Saudi Arabia bargain-hunts, putting billions more into stakes in U.S. companies
In the coronavirus pandemic’s financial fallout, Saudi Arabia’s $300 billion sovereign-wealth fund has emerged as one of the world’s biggest bargain hunters, taking minority stakes worth billions of dollars in American corporations.
The Public Investment Fund in the first quarter bought shares valued at about half a billion dollars each in Facebook Inc. FB, +1.96% , Walt Disney Co. DIS, +2.96% , Marriott International Inc. MAR, +0.64% and Cisco Systems Inc. CSCO, +0.95% , according to a U.S. regulatory filing late Friday. The fund bought financial stocks, investing $522 million in Citigroup Inc. C, -0.33% and $488 million in Bank of America Corp. BAC, -1.24% , while also spending $714 million on a stake in Boeing Co. BA, -2.05%
The purchases, reported in a filing with the Securities and Exchange Commission, follow disclosures last month of stakes each valued at nearly $500 million in cruise operator Carnival Corp.
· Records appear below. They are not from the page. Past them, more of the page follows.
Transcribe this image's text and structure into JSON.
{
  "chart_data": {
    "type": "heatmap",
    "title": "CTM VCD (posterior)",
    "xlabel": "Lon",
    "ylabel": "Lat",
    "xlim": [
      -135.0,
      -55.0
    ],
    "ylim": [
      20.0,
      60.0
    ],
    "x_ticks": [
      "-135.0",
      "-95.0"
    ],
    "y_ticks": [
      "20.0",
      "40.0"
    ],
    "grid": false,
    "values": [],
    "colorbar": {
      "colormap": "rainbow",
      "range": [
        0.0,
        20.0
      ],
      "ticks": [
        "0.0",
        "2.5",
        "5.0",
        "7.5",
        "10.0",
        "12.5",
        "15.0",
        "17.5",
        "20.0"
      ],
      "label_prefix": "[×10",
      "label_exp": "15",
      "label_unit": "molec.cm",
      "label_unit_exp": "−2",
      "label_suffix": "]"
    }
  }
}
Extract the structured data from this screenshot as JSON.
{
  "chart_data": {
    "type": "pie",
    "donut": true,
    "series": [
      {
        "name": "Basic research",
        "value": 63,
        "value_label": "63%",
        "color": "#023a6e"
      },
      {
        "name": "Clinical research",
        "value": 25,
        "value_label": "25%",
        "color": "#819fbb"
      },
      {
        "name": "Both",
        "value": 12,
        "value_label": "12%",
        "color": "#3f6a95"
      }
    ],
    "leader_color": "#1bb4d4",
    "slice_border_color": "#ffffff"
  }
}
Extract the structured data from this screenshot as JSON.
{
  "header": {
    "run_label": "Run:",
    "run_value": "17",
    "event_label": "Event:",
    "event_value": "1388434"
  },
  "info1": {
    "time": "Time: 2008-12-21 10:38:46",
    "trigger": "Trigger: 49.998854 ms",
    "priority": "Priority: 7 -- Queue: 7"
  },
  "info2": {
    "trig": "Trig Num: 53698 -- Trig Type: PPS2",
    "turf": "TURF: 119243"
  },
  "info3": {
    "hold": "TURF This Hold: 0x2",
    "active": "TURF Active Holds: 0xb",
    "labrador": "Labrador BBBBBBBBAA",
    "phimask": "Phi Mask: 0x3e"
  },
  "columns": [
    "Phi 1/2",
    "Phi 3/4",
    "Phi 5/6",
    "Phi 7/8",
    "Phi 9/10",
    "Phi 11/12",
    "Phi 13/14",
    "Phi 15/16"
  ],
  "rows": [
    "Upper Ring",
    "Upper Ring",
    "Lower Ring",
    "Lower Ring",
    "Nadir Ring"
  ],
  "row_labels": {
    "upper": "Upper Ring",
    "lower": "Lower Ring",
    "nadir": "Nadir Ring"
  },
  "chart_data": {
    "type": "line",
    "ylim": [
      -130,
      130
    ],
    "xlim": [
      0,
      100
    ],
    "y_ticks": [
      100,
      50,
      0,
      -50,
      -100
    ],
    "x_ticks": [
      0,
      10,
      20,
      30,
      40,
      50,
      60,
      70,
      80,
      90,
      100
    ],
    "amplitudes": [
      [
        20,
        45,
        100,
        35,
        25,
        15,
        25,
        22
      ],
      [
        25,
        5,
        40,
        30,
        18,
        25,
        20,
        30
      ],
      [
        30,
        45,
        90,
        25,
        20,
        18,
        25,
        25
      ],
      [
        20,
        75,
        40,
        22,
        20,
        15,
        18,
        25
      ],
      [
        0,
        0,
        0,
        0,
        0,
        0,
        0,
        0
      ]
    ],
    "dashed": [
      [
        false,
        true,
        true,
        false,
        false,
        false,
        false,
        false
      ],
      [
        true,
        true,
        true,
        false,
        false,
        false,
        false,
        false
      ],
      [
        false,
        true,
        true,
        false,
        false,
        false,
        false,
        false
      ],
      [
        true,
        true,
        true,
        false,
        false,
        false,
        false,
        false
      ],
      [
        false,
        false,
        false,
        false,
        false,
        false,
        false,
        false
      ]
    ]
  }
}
CCL, +4.15% and concert promoter Live Nation Entertainment Inc. LYV, +2.22%
Crown Prince Mohammed bin Salman, the kingdom’s day-to-day ruler, tasked the sovereign-wealth fund in 2015 with diversifying the country’s economy away from oil by investing in companies and industries untethered to hydrocarbons.
PIF’s recent buying spree highlights a bold strategy of piling into global stocks even as the novel coronavirus and a crash in oil prices mean that Saudi Arabia’s financial position is now the most precarious in a decade. The Saudi government last week tripled its value-added tax rate and cut subsidies to state employees as it contends with lower oil revenue and an economy weakening under coronavirus lockdown.